Diante disso, é evidente que a Prefeitura deveria exigir o Relatório de Impacto de Vizinhança e/ou o Estudo de Impacto Ambiental, donde configura-se mais uma ilegalidade.


O DECRETO MUNICIPAL Nº 36.255/96 – CASUÍSMO E NOVO DESVIO DE FINALIDADE

A Prefeitura do Município de São Paulo, ao aprovar a obra, além de ter cometido a ilegalidade de não exigir o Estudo Prévio de Impacto Ambiental e/ou o Relatório de Impacto de Vizinhança, comete outra fragorosa ilegalidade ao aprovar a obra em franca, nítida e inquestionável afronta à legislação municipal de zoneamento, afronta essa que tenta-se disfarçar através de decreto nitidamente casuístico.

Aliás, a legislação de zoneamento incidente sobre o imóvel é toda ela, também, voltada para a preservação do patrimônio histórico e cultural do local. Com efeito, de acordo com o mapa em anexo, o complexo hospitalar Matarazzo recebeu a classificação legal de Z8-200 (doc. 32). As Z8-200 foram instituídas pela lei municipal nº 8.328/75 (doc. 33), com o objetivo de "proteger os imóveis e logradouros considerados de importância para a identificação da memória cultural da cidade".

O art. 2º da Lei municipal em apreço, com a redação que lhe foi conferida pelo art. 18 da Lei nº 9.725/84 (doc. 34) é do seguinte teor:

"art. 2º - Na zona de uso especial Z8-200, os remembramentos de lotes, desmembramentos de glebas ou desdobros de lotes, as demolições, reformas, ampliações, reconstruções ou novas edificações, bem como o corte de vegetação de porte arbóreo, ficam sujeitos à prévia autorização da Secretaria Municipal do Planejamento, tendo em vista a preservação das características urbanas e ambientais existentes.

§ 1º - Os pedidos referentes ao disposto nesse artigo serão apreciados e decididos no prazo de 90 (noventa) dias, pela Secretaria Municipal de Planejamento, a qual ouvirá a Secretaria Municipal de Cultura e, quando necessário, para os fins de direito, o Conselho do Patrimônio Histórico, Arqueológico, Artístico e Turístico do Estado.
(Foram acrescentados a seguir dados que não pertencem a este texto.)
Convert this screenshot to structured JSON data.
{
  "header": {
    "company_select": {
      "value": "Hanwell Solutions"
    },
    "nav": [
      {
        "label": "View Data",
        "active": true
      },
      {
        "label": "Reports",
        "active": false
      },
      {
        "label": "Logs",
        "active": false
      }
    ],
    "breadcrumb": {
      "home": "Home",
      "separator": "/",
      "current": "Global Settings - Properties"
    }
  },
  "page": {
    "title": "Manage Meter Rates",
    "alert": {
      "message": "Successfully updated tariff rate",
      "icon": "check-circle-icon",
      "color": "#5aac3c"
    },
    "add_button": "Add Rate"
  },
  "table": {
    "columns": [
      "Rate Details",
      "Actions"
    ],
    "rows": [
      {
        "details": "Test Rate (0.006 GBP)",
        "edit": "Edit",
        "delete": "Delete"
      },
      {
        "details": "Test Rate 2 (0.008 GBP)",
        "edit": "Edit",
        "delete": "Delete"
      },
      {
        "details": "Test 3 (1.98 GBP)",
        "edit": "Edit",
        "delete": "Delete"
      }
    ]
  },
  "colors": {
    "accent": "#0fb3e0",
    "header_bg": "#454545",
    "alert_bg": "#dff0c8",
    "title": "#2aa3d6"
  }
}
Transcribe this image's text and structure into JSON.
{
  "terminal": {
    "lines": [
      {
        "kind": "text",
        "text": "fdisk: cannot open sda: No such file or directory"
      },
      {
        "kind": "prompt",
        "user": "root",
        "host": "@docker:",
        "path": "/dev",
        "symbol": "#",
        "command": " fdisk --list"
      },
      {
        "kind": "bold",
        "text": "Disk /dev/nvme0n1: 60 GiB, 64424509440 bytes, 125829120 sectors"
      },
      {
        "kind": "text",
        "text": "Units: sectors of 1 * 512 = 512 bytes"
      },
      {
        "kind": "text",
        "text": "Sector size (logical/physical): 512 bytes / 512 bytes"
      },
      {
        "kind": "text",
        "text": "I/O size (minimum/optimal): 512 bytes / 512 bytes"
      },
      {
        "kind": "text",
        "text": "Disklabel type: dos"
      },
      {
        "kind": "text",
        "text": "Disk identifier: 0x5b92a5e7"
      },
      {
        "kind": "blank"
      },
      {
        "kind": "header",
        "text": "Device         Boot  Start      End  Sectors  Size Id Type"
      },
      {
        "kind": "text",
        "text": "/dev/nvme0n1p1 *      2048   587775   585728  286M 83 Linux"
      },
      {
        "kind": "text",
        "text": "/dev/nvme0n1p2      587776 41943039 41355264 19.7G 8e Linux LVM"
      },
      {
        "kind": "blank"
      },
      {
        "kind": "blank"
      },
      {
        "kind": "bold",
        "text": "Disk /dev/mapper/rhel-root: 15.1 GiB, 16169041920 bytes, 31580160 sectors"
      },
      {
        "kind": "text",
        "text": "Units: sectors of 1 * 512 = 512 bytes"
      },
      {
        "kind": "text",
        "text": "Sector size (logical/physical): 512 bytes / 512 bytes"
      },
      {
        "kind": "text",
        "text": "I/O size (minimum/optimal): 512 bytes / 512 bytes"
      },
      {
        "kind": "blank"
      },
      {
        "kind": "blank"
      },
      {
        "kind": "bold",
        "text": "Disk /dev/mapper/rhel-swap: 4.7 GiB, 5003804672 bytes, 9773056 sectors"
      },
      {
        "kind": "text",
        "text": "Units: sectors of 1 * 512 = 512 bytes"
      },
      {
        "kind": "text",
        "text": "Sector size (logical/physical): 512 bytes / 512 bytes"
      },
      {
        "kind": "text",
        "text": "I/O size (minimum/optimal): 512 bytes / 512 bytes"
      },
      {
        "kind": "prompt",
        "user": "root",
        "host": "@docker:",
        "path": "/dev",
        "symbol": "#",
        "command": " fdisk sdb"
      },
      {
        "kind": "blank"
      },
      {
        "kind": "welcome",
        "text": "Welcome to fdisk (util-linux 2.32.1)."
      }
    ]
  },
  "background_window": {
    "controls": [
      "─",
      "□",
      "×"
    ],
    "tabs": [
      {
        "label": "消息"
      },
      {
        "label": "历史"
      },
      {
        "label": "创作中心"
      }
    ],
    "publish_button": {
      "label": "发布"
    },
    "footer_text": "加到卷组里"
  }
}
§ 2º - As normas para a apreciação dos casos que se enquadrem neste artigo serão baixadas por ato do executivo"

Esses, portanto, os contornos básicos do zoneamento para as áreas definidas como Z8-200, zona de uso na qual enquadram-se os imóveis que possuem relevância para a preservação da memória histórica da cidade de São Paulo. Esse dispositivo legal deixa claro que, para os imóveis com tal classificação, no caso de qualquer obra deve ser consultado o CONDEPHAAT, e portanto, caso esse órgão não tenha aprovado o empreendimento, como afirmou ao Ministério Público, ao contrário do que comunicou à Prefeitura, quando disse tê-lo aprovado, estaremos diante de mais uma escandalosa ilegalidade.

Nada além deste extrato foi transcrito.